Boerboom met with about 25 business people invited by the Winona Area Chamber of Commerce to a lunch at Jefferson’s Pub & Grill. Much of the speech focused on ethanol’s impacts to food and fuel prices.
Boerboom said Americans are paying more for food and gas and they’re not sure why. Some critics of ethanol, a fuel additive made mostly from corn, blame it for contributing to rising costs. But larger causes are an increase in global demand for fuel, primarily from China and India, a decline in agricultural production worldwide, record high U.S. exports, speculative investors driving up fuel prices and the falling value of the U.S. dollar in other markets, Boerboom said.

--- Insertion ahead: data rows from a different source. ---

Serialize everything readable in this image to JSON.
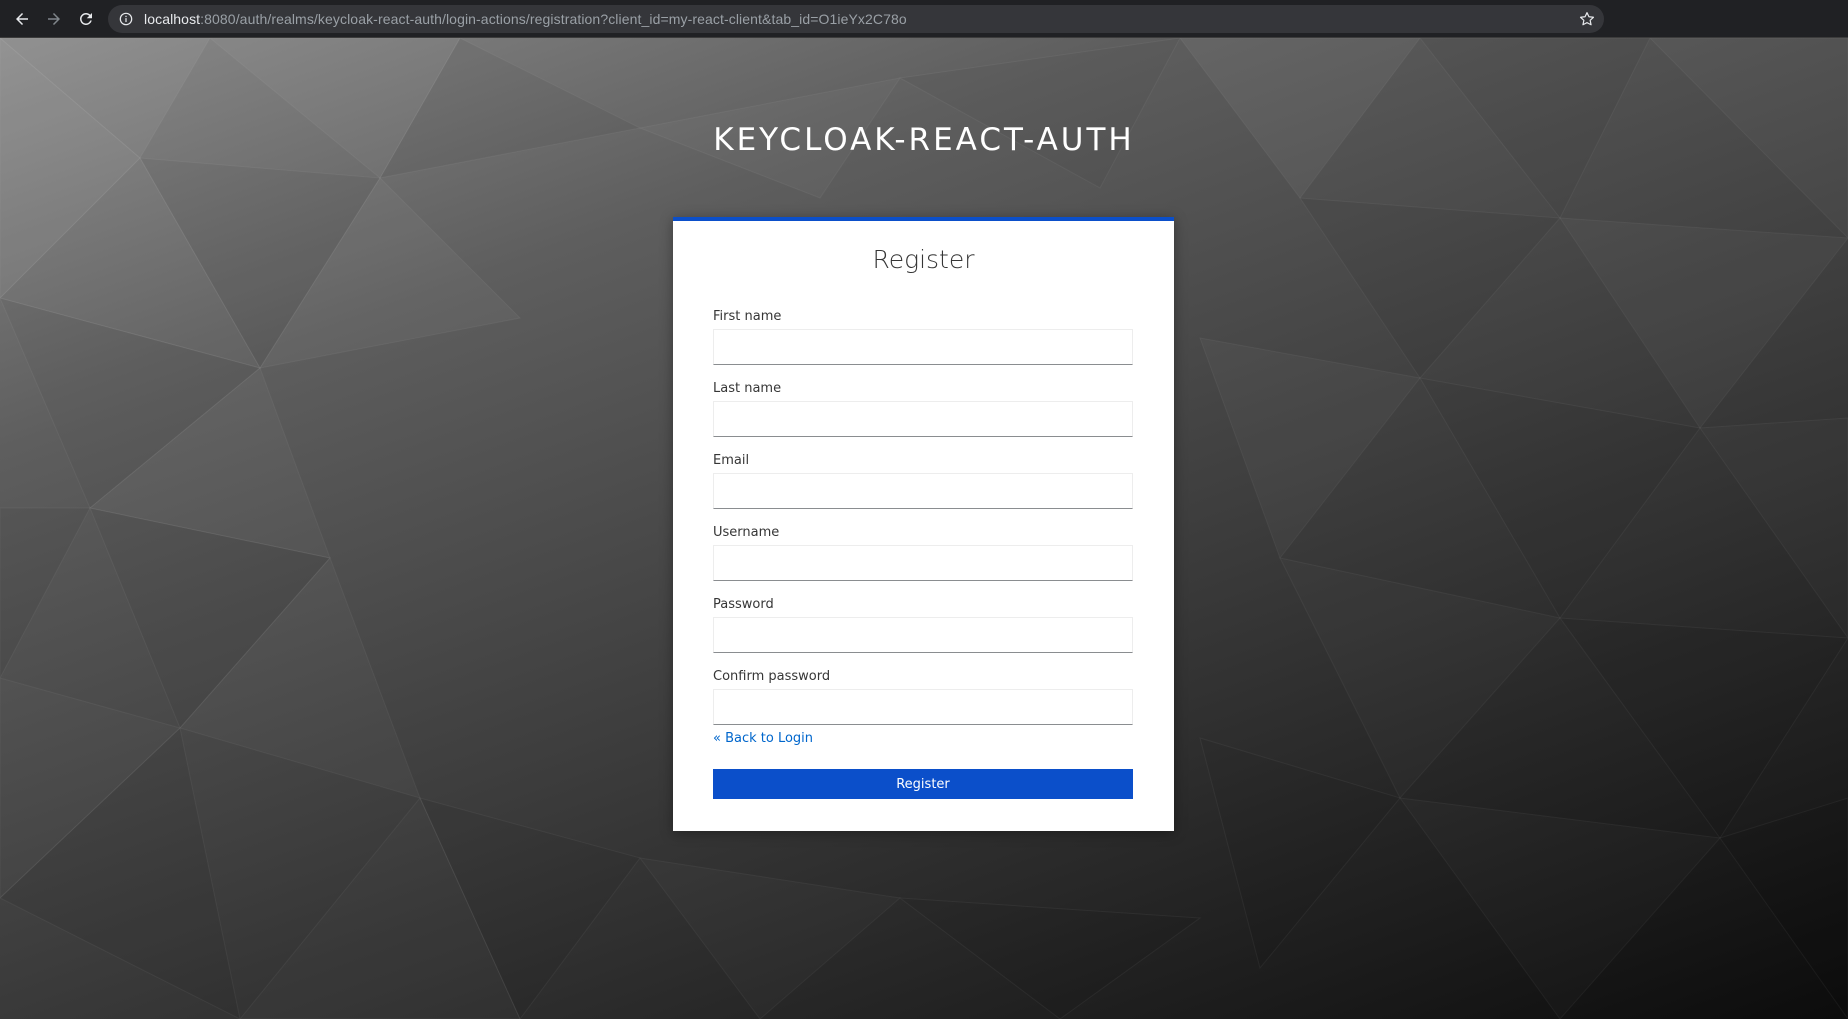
{
  "browser": {
    "url_host": "localhost",
    "url_rest": ":8080/auth/realms/keycloak-react-auth/login-actions/registration?client_id=my-react-client&tab_id=O1ieYx2C78o",
    "back_icon": "arrow-left-icon",
    "forward_icon": "arrow-right-icon",
    "reload_icon": "reload-icon",
    "info_icon": "info-icon",
    "bookmark_icon": "star-icon"
  },
  "page": {
    "realm_title": "KEYCLOAK-REACT-AUTH"
  },
  "form": {
    "title": "Register",
    "fields": {
      "first_name": {
        "label": "First name",
        "value": ""
      },
      "last_name": {
        "label": "Last name",
        "value": ""
      },
      "email": {
        "label": "Email",
        "value": ""
      },
      "username": {
        "label": "Username",
        "value": ""
      },
      "password": {
        "label": "Password",
        "value": ""
      },
      "confirm_password": {
        "label": "Confirm password",
        "value": ""
      }
    },
    "back_link": "« Back to Login",
    "submit_label": "Register"
  },
  "colors": {
    "accent": "#0b4fca",
    "link": "#0066cc",
    "browser_bar": "#202124"
  }
}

“Ethanol is not a perfect fuel, but it’s better than gasoline,” Boerboom’s communications director Michael Schommer said in an interview after the meeting. “It’s not a gasoline replacement; it’s an additive to meet environmental standards.”
Agriculture, including ethanol production, is a booming industry in Minnesota. More than 376,000 jobs are directly linked to agriculture, and Minnesota is seventh in the nation on exporting agricultural goods to other countries, Boerboom said.
Investors are jumping to commodities — with a more than $200 million jump in dollars invested in the past five years — because the housing market is suffering, he said.
A diverse group of grocers, farmers, manufacturers and bankers seemed to find common ground in Boerboom’s comments.
“I wasn’t sure how it would go, as the RSVP list grew,” said Della Schmidt, chamber president. “I didn’t know how the organic farmers would react to the people from MinnErgy (an ethanol company).”
Schmidt said most business people at the speech agreed with Boerboom and that consumers have a difficult time understanding the current economic climate.
“There is an underlying current in the trenches,” Schmidt said. “We get it, we understand and we’re trying to help the consumer understand.”